Que faire ? Se révolter ! Oui, mais avec qui ? Avec les voisins de l’Ouest, les Égyptiens pensaient certains !
Se révolter pour la liberté, pour l’honneur, pour la gloire… nombre d’entre nous sommes sensibles à cela !
Jérémie dira d'attendre et que la délivrance allait venir « toute seule » ou plutôt que le Seigneur, que le Seigneur-Dieu, avait décidé que cette domination allait durer 70 ans, et qu'après cette période, le peuple allait pouvoir revenir en Israël. En attendant il fallait revenir à la pureté de la foi et de la loi. Repentance donc.
 
Pendant ce temps, à la cour du roi, des faux prophètes multipliaient des signes symboliques venant soi-disant du Seigneur. Mais oui, disaient ces prophètes, il faut se révolter, c'est la volonté de Dieu !
Jérémie est le seul à penser qu'il suffira d'attendre la fin de la punition car, après la punition, viendront à nouveau des temps meilleurs. Il faut donc attendre. Attendre dans la honte et la souffrance. Il ne sera pas écouté, ce sera un massacre et une déportation.
 
Ce qui valait pour le pays vaut aussi pour l'homme. Le texte du jour est tiré des lamentations du prophète Jérémie. Il énumère longuement tout ce dont il souffre, il fait penser à Job sur son fumier, le malheur est sur lui car ce que vit le pays, il le vit dans sa chair. Pourtant il s'accroche ! Il écrit :
 
 
« 22 Les bontés du Seigneur ne sont pas épuisées,
il n'est pas au bout de son amour.
23 Sa bonté se renouvelle chaque matin.
Que ta fidélité est grande, Seigneur !
24 Je le dis : le Seigneur est mon trésor,
voilà pourquoi j'espère en lui.
25 Le Seigneur est bon
pour qui compte sur lui, pour qui se tourne vers lui.

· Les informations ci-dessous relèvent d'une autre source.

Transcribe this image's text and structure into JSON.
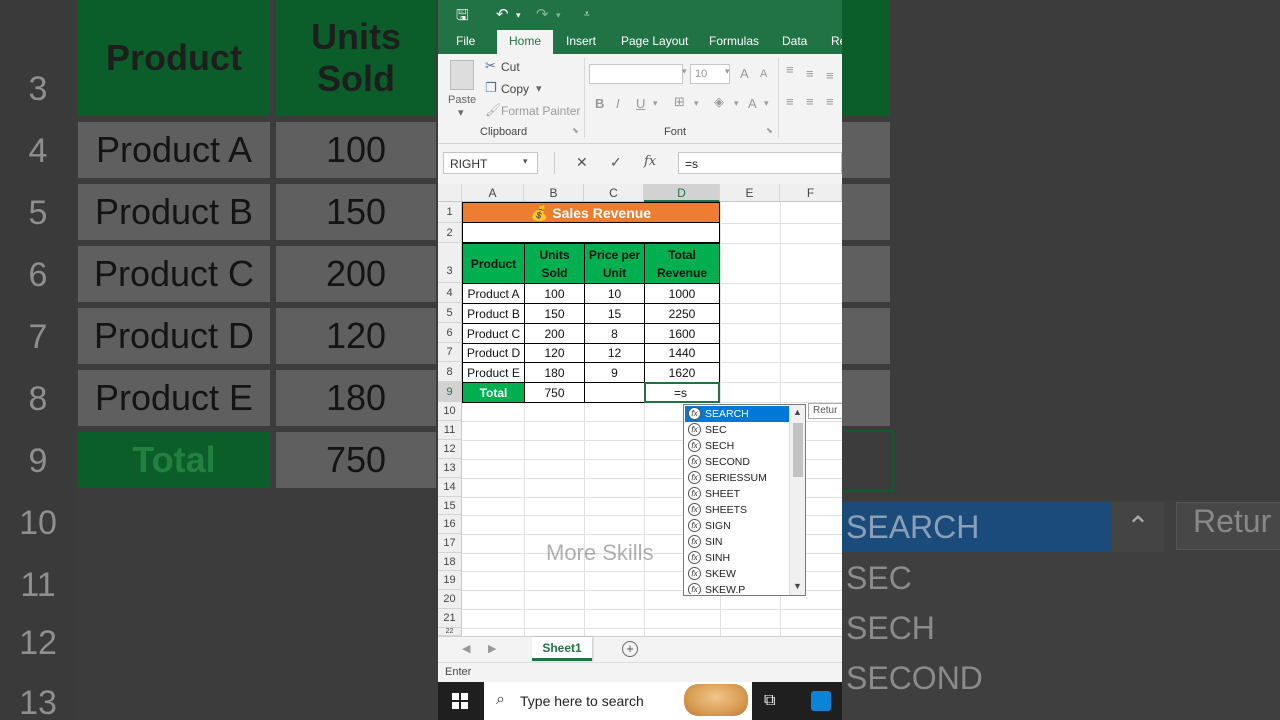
{
  "app": {
    "title_icons": [
      "save-icon",
      "undo-icon",
      "redo-icon",
      "customize-icon"
    ]
  },
  "tabs": [
    "File",
    "Home",
    "Insert",
    "Page Layout",
    "Formulas",
    "Data",
    "Re"
  ],
  "ribbon": {
    "paste": "Paste",
    "cut": "Cut",
    "copy": "Copy",
    "format_painter": "Format Painter",
    "clipboard": "Clipboard",
    "font_size": "10",
    "bold": "B",
    "italic": "I",
    "underline": "U",
    "font": "Font",
    "grow": "A",
    "shrink": "A"
  },
  "formula_bar": {
    "name_box": "RIGHT",
    "cancel": "✕",
    "enter": "✓",
    "fx": "fx",
    "formula": "=s"
  },
  "columns": [
    "A",
    "B",
    "C",
    "D",
    "E",
    "F"
  ],
  "rows": [
    "1",
    "2",
    "3",
    "4",
    "5",
    "6",
    "7",
    "8",
    "9",
    "10",
    "11",
    "12",
    "13",
    "14",
    "15",
    "16",
    "17",
    "18",
    "19",
    "20",
    "21",
    "22"
  ],
  "sheet": {
    "title": "💰 Sales Revenue",
    "headers": [
      "Product",
      "Units Sold",
      "Price per Unit",
      "Total Revenue"
    ],
    "data": [
      [
        "Product A",
        "100",
        "10",
        "1000"
      ],
      [
        "Product B",
        "150",
        "15",
        "2250"
      ],
      [
        "Product C",
        "200",
        "8",
        "1600"
      ],
      [
        "Product D",
        "120",
        "12",
        "1440"
      ],
      [
        "Product E",
        "180",
        "9",
        "1620"
      ]
    ],
    "total_label": "Total",
    "total_units": "750",
    "active_value": "=s"
  },
  "autocomplete": [
    "SEARCH",
    "SEC",
    "SECH",
    "SECOND",
    "SERIESSUM",
    "SHEET",
    "SHEETS",
    "SIGN",
    "SIN",
    "SINH",
    "SKEW",
    "SKEW.P"
  ],
  "tooltip": "Retur",
  "watermark": "More Skills",
  "sheet_tab": "Sheet1",
  "status": "Enter",
  "taskbar": {
    "search_placeholder": "Type here to search"
  },
  "background": {
    "rownums": [
      "3",
      "4",
      "5",
      "6",
      "7",
      "8",
      "9",
      "10",
      "11",
      "12",
      "13"
    ],
    "header_product": "Product",
    "header_units_1": "Units",
    "header_units_2": "Sold",
    "products": [
      "Product A",
      "Product B",
      "Product C",
      "Product D",
      "Product E"
    ],
    "units": [
      "100",
      "150",
      "200",
      "120",
      "180"
    ],
    "total": "Total",
    "total_units": "750",
    "list": [
      "SEARCH",
      "SEC",
      "SECH",
      "SECOND"
    ],
    "retur": "Retur"
  },
  "colors": {
    "excel_green": "#217346",
    "header_green": "#00b050",
    "title_orange": "#ed7d31",
    "select_blue": "#0078d7"
  }
}
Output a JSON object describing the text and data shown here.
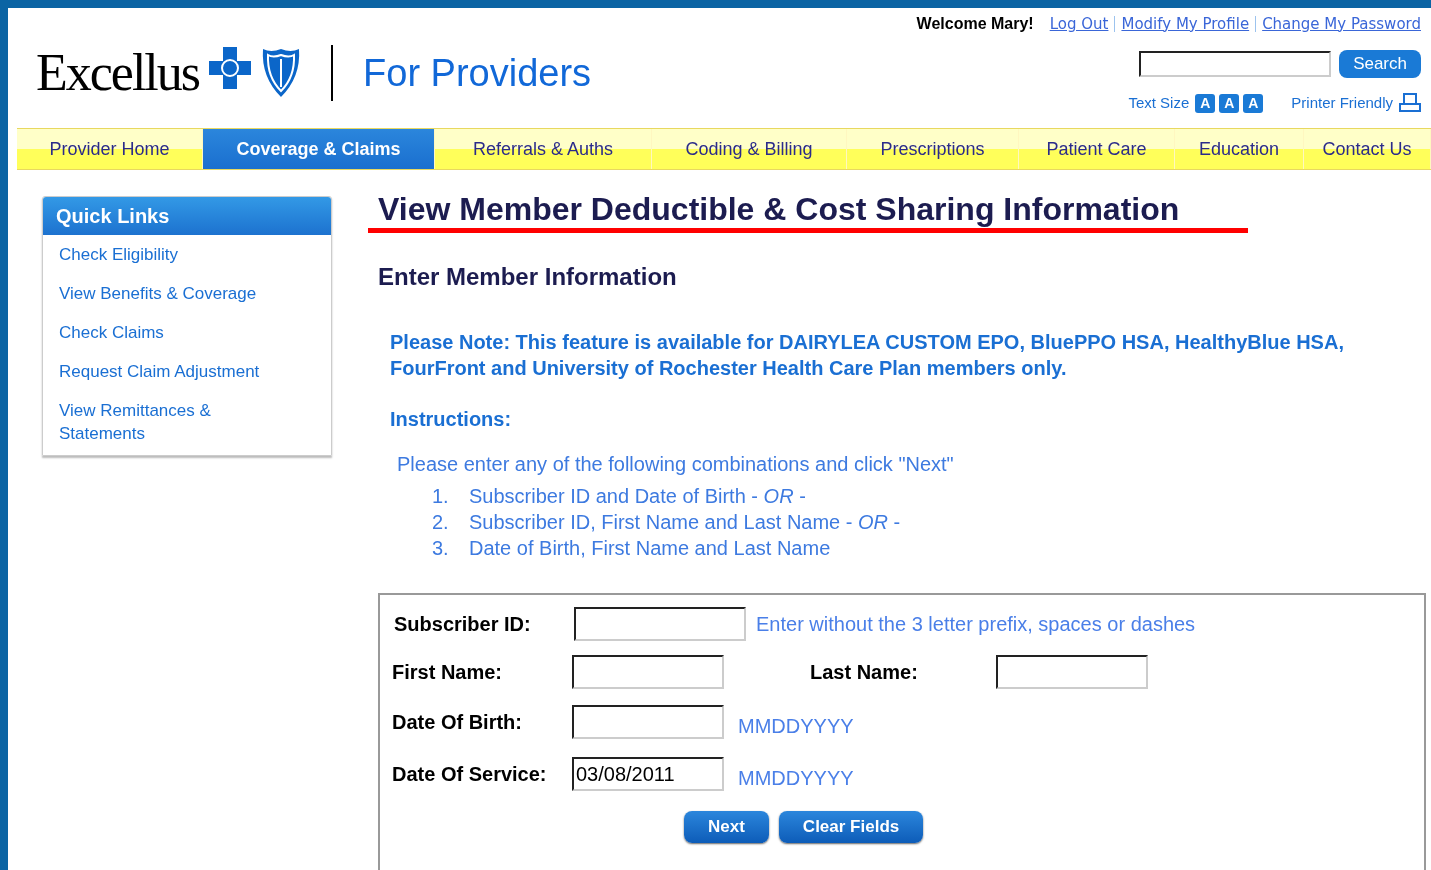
{
  "header": {
    "logo_text": "Excellus",
    "tagline": "For Providers",
    "welcome": "Welcome Mary!",
    "account_links": [
      "Log Out",
      "Modify My Profile",
      "Change My Password"
    ],
    "search": {
      "button": "Search"
    },
    "text_size": {
      "label": "Text Size",
      "sizes": [
        "A",
        "A",
        "A"
      ]
    },
    "printer_friendly": "Printer Friendly"
  },
  "nav": [
    {
      "label": "Provider Home",
      "selected": false
    },
    {
      "label": "Coverage & Claims",
      "selected": true
    },
    {
      "label": "Referrals & Auths",
      "selected": false
    },
    {
      "label": "Coding & Billing",
      "selected": false
    },
    {
      "label": "Prescriptions",
      "selected": false
    },
    {
      "label": "Patient Care",
      "selected": false
    },
    {
      "label": "Education",
      "selected": false
    },
    {
      "label": "Contact Us",
      "selected": false
    }
  ],
  "quick_links": {
    "title": "Quick Links",
    "items": [
      "Check Eligibility",
      "View Benefits & Coverage",
      "Check Claims",
      "Request Claim Adjustment",
      "View Remittances & Statements"
    ]
  },
  "main": {
    "title": "View Member Deductible & Cost Sharing Information",
    "subtitle": "Enter Member Information",
    "note": "Please Note: This feature is available for DAIRYLEA CUSTOM EPO, BluePPO HSA, HealthyBlue HSA, FourFront and University of Rochester Health Care Plan members only.",
    "instructions_heading": "Instructions:",
    "instructions_intro": "Please enter any of the following combinations and click \"Next\"",
    "combinations": [
      {
        "number": "1.",
        "text": "Subscriber ID and Date of Birth - *OR* -"
      },
      {
        "number": "2.",
        "text": "Subscriber ID, First Name and Last Name - *OR* -"
      },
      {
        "number": "3.",
        "text": "Date of Birth, First Name and Last Name"
      }
    ]
  },
  "form": {
    "subscriber_id": {
      "label": "Subscriber ID:",
      "hint": "Enter without the 3 letter prefix, spaces or dashes"
    },
    "first_name": {
      "label": "First Name:"
    },
    "last_name": {
      "label": "Last Name:"
    },
    "date_of_birth": {
      "label": "Date Of Birth:",
      "hint": "MMDDYYYY"
    },
    "date_of_service": {
      "label": "Date Of Service:",
      "value": "03/08/2011",
      "hint": "MMDDYYYY"
    },
    "buttons": [
      "Next",
      "Clear Fields"
    ]
  }
}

26 Il est bon d'espérer en silence
la délivrance que le Seigneur enverra.
...
31 Car le Seigneur n'est pas de ceux qui rejettent pour toujours.
32 Même s'il fait souffrir,
il reste plein d'amour, tant sa bonté est grande. »
 
La solution préconisée par Jérémie, la seule solution : « Nous avons péché, nous avons été rebelles. Retournons à l'Éternel, il permettra plus tard le retour au pays.»
 
Mais à présent que faire de cette volonté de se battre et de l’exhortation à l’attente ?
 
Attendre et rester dans une souffrance... Nous aussi nous venons à l'Église dimanche après dimanche, même si nous ne sommes pas exaucés, et nous sommes, nous aussi dans cette douloureuse nécessité d’une attente. Tout homme souffrant se pose la question du sens de la souffrance et de la solution à apporter pour mettre fin à la souffrance.
  • D'abord, tout un chacun souhaiterait ne pas avoir à souffrir dans la vie... Pourquoi y a-t-il le mal ?
  • Pourquoi le juste, le croyant, le fidèle, souffre-t-il ?
  • Ensuite on aimerait que, si nous souffrons, pour le moins la souffrance ait un sens.
Jérémie dira que le peuple souffre pour expier quelque chose. C'est dans ce sens que s'oriente la réponse de Jérémie. Le peuple devait se repentir.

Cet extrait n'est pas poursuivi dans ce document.